Under the `src` folder, create a file named `main.js` (or whatever), and paste the below usage code in it:

```JavaScript

const path = require("path");

const excel = require("fast-xlsx-reader");

const schema_file = require("./data/your-schema-for-excel-file-to-read.js");

const timeStart = Date.now();

const datadir = path.join(__dirname, "./data");

const input_file = path.join(datadir, "excel-file-to-read.xlsx");

const output_file = path.join(datadir, "file-to-write-to.json");

const options = {

    input: input_file,

    output: output_file,

    format: "json",

    sheetname: "sheet_to_read",

    schema: schema_file,

    // adding a 'cell' event handler can significantly slow down the reader

    onCell: (cell, rowIndex, colIndex) => {

        // cell is an object of the xlsx module.

        /* sample cell contents:

        (number) { t: 'n', v: 269, w: '269' }

        (number) { t: 'n', v: 421, w: '421' }

        (string) { t: 's', v: 'hello', r: 'hello', h: 'hello', w: 'hello' }

        (string) { t: 's', v: 'world!', r: 'world!', h: 'world!', w: 'world!' }

        */

        // the 'v' property is strongly-typed

        if (cell.v === 269) {

            // do something with the cell;

        }

        // the 'w' property is the string representation

        if (cell.w === "269") {

            // will work

        }

        if (cell.w === 269) {

            // will not work

        }

    },

    onFinish: (_, rowsProcessed) => {

        console.log(`Processed ${rowsProcessed} rows in ${Date.now() - timeStart}ms`);

        console.log(`Output written to ${output_file}`);

    }

}

excel.read(options);

```

Directly under the `src` folder, create a folder named `data` and place an Excel file named `excel-file-to-read.xlsx` in it.

Of course, you can name the folder and file whatever you want; just bear in mind to change their names accordingly in the code snippet above.

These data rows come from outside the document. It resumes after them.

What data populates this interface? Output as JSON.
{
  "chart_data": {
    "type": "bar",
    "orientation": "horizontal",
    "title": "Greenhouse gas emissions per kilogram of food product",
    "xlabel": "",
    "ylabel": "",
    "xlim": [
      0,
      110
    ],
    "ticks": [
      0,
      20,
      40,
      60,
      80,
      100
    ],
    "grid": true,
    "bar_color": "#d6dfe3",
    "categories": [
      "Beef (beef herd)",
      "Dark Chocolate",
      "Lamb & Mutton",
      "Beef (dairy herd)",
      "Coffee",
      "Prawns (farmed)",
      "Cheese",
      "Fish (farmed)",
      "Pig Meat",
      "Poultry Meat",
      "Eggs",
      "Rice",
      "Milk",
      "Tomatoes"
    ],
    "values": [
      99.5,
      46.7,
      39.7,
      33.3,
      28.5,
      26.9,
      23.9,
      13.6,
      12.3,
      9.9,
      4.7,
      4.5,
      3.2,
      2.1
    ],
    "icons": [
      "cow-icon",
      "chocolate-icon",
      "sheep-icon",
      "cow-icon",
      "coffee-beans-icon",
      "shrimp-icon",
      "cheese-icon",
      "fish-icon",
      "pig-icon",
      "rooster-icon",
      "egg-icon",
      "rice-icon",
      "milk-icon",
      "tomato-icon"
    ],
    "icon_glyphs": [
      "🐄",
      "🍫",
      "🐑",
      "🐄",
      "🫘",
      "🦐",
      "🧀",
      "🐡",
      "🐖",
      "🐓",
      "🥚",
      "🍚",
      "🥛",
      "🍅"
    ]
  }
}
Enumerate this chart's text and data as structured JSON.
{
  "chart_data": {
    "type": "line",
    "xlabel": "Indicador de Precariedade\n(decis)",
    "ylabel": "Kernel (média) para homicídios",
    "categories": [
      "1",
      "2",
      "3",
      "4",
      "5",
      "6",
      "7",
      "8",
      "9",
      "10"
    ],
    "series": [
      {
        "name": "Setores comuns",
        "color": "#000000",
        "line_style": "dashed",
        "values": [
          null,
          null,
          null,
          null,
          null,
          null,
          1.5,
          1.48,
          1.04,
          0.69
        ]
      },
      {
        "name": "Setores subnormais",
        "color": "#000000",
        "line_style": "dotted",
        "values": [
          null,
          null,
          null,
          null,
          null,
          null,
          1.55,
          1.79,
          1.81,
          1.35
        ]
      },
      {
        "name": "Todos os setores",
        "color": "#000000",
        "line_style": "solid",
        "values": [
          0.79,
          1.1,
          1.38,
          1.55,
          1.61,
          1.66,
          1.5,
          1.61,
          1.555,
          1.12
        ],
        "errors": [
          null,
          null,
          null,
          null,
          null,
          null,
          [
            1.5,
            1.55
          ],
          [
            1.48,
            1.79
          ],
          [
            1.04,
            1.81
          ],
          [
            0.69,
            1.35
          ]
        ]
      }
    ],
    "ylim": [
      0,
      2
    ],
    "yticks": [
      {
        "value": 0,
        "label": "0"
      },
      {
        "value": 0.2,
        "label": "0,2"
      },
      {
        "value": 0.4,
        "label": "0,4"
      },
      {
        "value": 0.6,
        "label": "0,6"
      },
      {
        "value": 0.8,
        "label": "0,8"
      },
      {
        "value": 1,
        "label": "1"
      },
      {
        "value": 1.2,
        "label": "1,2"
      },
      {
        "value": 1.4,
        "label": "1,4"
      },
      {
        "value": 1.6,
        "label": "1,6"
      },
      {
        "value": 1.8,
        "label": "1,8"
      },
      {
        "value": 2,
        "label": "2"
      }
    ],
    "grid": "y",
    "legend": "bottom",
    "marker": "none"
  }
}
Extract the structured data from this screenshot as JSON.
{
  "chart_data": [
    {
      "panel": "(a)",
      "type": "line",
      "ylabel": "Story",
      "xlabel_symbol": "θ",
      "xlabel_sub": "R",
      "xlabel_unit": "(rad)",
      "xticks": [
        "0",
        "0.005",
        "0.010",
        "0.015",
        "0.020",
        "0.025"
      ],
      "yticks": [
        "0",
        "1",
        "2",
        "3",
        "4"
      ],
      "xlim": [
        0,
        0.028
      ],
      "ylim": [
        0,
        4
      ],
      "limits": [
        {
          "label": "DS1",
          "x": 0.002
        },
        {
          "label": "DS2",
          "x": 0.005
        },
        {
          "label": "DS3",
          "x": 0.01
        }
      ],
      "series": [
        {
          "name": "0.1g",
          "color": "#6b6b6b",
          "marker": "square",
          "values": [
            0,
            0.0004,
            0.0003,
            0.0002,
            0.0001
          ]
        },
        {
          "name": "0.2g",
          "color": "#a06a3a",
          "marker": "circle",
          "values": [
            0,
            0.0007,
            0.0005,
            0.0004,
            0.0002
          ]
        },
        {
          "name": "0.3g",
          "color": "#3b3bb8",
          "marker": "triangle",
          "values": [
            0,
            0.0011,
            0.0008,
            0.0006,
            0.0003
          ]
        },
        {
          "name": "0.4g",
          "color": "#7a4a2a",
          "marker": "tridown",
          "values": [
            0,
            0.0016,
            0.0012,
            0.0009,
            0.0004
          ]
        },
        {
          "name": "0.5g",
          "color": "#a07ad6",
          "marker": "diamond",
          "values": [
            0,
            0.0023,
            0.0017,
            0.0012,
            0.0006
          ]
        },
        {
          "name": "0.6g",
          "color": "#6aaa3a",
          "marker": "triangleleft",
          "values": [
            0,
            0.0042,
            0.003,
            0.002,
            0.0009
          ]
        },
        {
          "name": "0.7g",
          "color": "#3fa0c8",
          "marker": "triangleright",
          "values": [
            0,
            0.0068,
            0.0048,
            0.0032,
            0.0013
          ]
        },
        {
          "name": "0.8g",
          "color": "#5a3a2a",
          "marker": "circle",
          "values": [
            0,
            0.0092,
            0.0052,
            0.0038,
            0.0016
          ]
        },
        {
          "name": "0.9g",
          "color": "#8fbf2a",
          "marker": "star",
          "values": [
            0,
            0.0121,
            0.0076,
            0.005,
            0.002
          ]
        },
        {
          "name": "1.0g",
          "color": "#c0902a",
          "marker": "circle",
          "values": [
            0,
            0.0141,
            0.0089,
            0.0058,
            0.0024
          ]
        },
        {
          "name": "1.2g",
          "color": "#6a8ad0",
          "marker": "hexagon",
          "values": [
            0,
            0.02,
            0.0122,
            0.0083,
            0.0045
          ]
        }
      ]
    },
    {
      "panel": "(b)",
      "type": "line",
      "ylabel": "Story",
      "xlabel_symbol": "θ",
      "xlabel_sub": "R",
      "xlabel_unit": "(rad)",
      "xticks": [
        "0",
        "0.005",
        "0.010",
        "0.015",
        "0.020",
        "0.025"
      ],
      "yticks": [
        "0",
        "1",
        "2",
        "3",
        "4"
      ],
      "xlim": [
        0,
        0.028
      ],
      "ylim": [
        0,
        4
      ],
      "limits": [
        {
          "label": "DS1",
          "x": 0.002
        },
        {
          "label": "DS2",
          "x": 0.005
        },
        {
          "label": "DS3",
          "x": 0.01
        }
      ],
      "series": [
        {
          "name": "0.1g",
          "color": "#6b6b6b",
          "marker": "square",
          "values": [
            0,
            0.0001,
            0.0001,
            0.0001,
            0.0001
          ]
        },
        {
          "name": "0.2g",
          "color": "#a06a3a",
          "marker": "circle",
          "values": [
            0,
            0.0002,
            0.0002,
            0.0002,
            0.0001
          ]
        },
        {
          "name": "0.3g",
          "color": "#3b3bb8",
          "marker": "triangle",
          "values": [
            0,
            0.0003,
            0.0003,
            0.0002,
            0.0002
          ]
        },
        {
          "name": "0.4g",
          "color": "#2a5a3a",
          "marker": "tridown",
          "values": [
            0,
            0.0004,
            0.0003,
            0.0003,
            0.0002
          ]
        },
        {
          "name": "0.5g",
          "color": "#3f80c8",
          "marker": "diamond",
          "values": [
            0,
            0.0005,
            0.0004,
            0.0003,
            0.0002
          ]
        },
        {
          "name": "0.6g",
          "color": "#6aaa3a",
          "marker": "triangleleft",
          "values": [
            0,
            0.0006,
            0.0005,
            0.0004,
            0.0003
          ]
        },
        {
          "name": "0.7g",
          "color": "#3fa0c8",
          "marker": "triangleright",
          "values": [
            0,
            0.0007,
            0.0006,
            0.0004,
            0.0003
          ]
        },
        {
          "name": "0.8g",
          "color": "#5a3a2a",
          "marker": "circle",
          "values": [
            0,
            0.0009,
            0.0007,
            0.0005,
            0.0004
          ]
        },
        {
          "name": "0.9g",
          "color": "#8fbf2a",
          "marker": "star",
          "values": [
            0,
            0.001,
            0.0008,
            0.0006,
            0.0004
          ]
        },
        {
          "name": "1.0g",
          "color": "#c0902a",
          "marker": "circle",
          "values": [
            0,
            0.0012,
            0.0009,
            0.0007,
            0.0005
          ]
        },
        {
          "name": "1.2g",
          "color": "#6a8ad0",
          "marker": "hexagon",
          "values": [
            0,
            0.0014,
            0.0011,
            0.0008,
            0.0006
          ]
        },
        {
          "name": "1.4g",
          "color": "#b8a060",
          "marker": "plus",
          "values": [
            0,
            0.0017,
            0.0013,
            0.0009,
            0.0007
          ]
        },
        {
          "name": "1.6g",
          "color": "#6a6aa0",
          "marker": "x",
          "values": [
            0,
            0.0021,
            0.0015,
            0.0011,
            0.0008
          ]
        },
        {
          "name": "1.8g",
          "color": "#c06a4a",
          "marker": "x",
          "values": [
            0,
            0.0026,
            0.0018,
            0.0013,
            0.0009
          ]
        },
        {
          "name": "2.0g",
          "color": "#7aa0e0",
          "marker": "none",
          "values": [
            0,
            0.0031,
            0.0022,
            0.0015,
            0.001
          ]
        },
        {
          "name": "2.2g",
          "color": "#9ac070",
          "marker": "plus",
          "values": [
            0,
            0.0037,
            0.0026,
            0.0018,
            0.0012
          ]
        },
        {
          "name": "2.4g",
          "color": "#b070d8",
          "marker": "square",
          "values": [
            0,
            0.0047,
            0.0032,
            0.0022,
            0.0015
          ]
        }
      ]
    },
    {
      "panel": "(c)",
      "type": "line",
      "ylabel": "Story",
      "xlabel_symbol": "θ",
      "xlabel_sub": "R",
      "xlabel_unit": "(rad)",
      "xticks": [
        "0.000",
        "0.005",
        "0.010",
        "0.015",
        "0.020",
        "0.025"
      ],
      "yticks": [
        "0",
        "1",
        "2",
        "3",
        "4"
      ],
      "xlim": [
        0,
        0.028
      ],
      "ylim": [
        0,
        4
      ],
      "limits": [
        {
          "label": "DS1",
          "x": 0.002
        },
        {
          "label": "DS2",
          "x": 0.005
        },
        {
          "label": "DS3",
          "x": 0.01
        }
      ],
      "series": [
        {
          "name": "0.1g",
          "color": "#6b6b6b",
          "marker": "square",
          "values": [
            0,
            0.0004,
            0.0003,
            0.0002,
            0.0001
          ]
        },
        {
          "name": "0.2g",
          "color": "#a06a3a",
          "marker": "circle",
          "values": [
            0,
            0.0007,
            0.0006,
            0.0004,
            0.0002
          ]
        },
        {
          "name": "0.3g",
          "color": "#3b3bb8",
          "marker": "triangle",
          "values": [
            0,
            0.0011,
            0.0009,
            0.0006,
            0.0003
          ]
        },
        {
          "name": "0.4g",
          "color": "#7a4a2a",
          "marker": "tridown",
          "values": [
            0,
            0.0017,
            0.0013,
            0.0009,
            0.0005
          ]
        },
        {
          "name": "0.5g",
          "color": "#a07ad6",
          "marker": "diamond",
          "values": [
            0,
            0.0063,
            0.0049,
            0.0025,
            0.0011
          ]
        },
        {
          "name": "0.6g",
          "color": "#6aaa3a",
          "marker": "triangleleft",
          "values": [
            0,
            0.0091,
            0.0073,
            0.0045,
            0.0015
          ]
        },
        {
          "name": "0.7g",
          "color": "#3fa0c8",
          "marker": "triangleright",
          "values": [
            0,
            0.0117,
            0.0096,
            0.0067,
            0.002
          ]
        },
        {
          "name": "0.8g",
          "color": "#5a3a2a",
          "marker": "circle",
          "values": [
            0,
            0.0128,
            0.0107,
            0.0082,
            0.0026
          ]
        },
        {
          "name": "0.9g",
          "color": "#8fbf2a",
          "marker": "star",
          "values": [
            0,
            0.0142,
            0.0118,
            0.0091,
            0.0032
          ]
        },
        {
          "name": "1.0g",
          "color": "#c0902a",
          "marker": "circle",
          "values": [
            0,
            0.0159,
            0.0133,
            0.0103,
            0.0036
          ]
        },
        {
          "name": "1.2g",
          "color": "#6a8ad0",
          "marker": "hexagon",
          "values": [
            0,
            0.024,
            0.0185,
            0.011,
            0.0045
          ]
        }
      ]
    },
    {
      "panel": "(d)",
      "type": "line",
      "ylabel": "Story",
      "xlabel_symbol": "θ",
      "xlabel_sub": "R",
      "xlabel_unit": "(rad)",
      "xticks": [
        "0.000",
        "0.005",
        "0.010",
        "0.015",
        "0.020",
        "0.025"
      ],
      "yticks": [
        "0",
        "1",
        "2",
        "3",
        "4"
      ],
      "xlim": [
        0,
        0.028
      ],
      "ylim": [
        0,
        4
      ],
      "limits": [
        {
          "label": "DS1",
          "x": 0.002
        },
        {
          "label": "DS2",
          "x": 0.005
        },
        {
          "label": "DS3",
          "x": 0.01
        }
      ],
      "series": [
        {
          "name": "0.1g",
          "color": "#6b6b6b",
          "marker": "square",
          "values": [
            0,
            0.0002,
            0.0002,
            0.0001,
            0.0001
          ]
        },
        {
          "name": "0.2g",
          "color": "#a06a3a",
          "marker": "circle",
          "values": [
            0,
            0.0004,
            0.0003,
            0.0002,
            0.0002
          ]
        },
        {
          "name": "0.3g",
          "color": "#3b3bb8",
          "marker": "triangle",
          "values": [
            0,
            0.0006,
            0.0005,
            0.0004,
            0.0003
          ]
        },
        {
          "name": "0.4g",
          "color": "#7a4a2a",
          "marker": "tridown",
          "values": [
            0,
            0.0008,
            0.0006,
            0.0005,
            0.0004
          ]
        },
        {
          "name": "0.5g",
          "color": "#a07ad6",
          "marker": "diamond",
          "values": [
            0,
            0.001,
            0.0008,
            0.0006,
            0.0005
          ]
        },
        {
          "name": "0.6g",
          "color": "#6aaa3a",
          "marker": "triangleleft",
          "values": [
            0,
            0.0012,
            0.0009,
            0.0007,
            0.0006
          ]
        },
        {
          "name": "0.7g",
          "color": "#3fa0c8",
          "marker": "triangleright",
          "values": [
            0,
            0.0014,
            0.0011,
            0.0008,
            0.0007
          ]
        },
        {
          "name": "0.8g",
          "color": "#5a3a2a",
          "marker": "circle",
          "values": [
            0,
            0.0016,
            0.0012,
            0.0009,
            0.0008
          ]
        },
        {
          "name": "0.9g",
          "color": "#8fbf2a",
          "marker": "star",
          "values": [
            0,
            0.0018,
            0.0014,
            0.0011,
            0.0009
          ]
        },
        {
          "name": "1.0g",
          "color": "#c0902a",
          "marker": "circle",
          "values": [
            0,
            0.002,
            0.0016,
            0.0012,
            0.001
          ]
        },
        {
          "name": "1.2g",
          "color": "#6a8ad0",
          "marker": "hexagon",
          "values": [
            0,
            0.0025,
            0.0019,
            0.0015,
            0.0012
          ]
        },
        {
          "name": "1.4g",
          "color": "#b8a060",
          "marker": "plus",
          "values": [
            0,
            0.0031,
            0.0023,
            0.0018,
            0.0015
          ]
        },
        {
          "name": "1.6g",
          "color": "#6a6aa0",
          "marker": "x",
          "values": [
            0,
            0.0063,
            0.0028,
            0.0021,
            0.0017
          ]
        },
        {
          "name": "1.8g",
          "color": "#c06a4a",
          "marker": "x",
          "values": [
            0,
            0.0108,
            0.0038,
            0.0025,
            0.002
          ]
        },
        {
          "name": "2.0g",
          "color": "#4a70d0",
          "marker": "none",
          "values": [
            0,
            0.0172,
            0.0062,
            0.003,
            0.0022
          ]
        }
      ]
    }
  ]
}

Also, create a schema file named `your-schema-for-excel-file-to-read.js` (or whatever) in the `data` directory. Using a schema file is not mandatory. If you do, just make sure to use something that matches the columns in the sheet you want to read.

From within the current `src` folder, run:

```

$ node main.js

```

Look in the `data` directory to see the generated file `file-to-write-to.json` (or whatever you called it).